3 niedziela adwentu
15 grudnia 2013
Iz 35,1-6a.10; Jk 5,7-10; Mt 11,2-11
Znów prorok Izajasz odsłania tajniki przyjścia zbawiciela. Przyjdzie On przywracając życie pustyni, spieczonej ziemi i stepowi. Tak jak nie było tam dotychczas warunków do życia, teraz z chwilą Jego przyjścia niemożliwe staje się rzeczywistością, wyrastają bujnie rośliny i kwiaty; potępienie z powodu grzechu ustępuje miejsca miłosierdziu Bożemu. Oto powód wielkiej radosci, do jakiej wzywa liturgia Kościoła w trzecią niedzielę adwentu.
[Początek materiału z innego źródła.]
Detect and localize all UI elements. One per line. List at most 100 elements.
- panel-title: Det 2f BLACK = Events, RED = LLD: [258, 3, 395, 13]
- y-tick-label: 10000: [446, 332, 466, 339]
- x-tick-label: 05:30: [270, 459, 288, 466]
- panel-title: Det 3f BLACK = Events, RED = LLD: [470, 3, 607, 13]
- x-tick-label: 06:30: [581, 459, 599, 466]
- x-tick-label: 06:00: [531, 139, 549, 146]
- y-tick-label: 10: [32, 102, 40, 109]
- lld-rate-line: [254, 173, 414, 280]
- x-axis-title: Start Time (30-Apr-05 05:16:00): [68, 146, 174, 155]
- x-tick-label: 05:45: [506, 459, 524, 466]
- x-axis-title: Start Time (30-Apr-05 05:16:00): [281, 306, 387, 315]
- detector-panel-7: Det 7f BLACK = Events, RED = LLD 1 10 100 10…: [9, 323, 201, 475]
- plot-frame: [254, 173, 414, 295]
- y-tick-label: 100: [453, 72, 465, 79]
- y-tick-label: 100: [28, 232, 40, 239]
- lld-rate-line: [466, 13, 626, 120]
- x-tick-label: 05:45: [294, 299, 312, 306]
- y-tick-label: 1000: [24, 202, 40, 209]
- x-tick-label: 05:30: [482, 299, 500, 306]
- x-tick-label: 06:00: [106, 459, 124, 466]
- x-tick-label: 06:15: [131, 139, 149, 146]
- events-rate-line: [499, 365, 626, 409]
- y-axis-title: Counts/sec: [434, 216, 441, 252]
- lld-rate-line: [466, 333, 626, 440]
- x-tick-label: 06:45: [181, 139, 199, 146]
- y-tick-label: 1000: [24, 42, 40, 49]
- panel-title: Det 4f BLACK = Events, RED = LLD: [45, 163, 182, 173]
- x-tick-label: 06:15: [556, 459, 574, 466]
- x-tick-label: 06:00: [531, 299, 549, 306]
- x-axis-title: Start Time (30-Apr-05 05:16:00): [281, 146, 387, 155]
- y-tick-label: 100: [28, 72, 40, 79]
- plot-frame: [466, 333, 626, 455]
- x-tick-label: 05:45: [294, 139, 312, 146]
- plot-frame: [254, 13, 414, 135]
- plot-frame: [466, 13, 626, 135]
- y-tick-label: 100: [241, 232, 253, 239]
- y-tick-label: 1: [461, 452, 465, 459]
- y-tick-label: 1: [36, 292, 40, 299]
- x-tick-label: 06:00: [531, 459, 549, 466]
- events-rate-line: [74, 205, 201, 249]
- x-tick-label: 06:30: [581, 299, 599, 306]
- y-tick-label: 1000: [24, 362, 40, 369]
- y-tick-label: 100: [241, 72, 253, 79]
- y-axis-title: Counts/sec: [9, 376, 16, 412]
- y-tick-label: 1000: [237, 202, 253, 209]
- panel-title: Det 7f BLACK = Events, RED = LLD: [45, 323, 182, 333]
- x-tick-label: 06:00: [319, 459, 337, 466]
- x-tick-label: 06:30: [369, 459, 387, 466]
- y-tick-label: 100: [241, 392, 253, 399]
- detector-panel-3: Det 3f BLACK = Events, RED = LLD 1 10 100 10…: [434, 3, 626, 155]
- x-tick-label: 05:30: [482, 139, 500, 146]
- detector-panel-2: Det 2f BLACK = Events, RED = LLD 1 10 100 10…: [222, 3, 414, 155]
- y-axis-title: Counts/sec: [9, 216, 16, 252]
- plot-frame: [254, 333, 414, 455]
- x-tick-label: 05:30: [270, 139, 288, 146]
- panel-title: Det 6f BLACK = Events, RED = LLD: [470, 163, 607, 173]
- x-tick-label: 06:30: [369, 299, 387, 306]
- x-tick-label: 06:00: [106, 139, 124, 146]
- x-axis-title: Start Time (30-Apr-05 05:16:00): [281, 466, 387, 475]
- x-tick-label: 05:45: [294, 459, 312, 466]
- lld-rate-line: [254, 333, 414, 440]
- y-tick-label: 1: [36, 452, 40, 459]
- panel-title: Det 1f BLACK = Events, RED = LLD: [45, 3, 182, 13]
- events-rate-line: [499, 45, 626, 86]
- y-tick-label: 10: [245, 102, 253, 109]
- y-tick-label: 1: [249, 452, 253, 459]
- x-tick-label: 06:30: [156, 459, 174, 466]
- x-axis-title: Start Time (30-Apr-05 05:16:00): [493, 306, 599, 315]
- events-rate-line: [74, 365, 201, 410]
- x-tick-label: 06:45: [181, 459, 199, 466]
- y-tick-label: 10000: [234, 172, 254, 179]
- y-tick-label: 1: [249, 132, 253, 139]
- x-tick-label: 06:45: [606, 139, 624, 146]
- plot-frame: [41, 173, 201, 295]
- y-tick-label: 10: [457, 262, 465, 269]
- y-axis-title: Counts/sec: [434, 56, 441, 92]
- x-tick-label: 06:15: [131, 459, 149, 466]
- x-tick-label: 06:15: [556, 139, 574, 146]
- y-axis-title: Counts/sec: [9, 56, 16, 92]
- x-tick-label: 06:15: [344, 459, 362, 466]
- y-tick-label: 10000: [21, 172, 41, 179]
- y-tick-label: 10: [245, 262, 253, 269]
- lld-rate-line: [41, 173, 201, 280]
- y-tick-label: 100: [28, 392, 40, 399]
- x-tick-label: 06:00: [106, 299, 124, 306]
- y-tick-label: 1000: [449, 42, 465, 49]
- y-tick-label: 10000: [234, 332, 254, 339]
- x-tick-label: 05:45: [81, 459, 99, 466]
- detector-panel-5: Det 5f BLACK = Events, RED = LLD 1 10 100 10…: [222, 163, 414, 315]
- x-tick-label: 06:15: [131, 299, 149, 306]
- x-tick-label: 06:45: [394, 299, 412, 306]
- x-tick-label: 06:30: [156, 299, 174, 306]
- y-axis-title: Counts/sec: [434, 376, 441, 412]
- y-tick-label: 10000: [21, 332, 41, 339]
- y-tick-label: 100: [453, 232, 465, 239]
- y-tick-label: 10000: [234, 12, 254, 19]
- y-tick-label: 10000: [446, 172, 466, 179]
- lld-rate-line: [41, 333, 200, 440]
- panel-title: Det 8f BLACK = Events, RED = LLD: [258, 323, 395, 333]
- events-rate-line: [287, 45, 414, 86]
Ponieważ przyjście Pana jest już bliskie. „Bóg sam przychodzi, aby nas zbawić”. „Powiedzcie małodusznym: Odwagi, nie bójcie się. Wtedy przejrzą oczy niewidomych i uszy głuchych się otworzą; wtedy chromy wyskoczy jak jeleń i język niemych wesoło krzyknie”. W odpowiedzi na zapytanie Jana Chrzciciela dręczonego wątpliwościami z powodu swego uwięzienia, padają podobne słowa, które Jezus jako zbawiciel zaczął realizować na sobie. Do jego uczniów mówi: „idźcie i oznajmijcie Janowi to, co słyszycie i na co patrzycie: niewidomi wzrok odzyskują, chromi chodzą, trędowaci doznają oczyszczenia, głusi słyszą, umarli zmartwychwstają, ubogim głosi się Ewangelię”. Jednocześnie Jezus daje samego Jana Chrzciciela jako przykład dobrze spełnionej misji proroka. W oczekiwaniu na powtórne przyjście Chrystusa, na obraz tego pierwszego które miało miejsce w historii, weżmy sobie niełatwą misję Jana za przykład wytrwałości i cierpliwości, do jakich nas zachęca dziś św. Jakub Apostoł.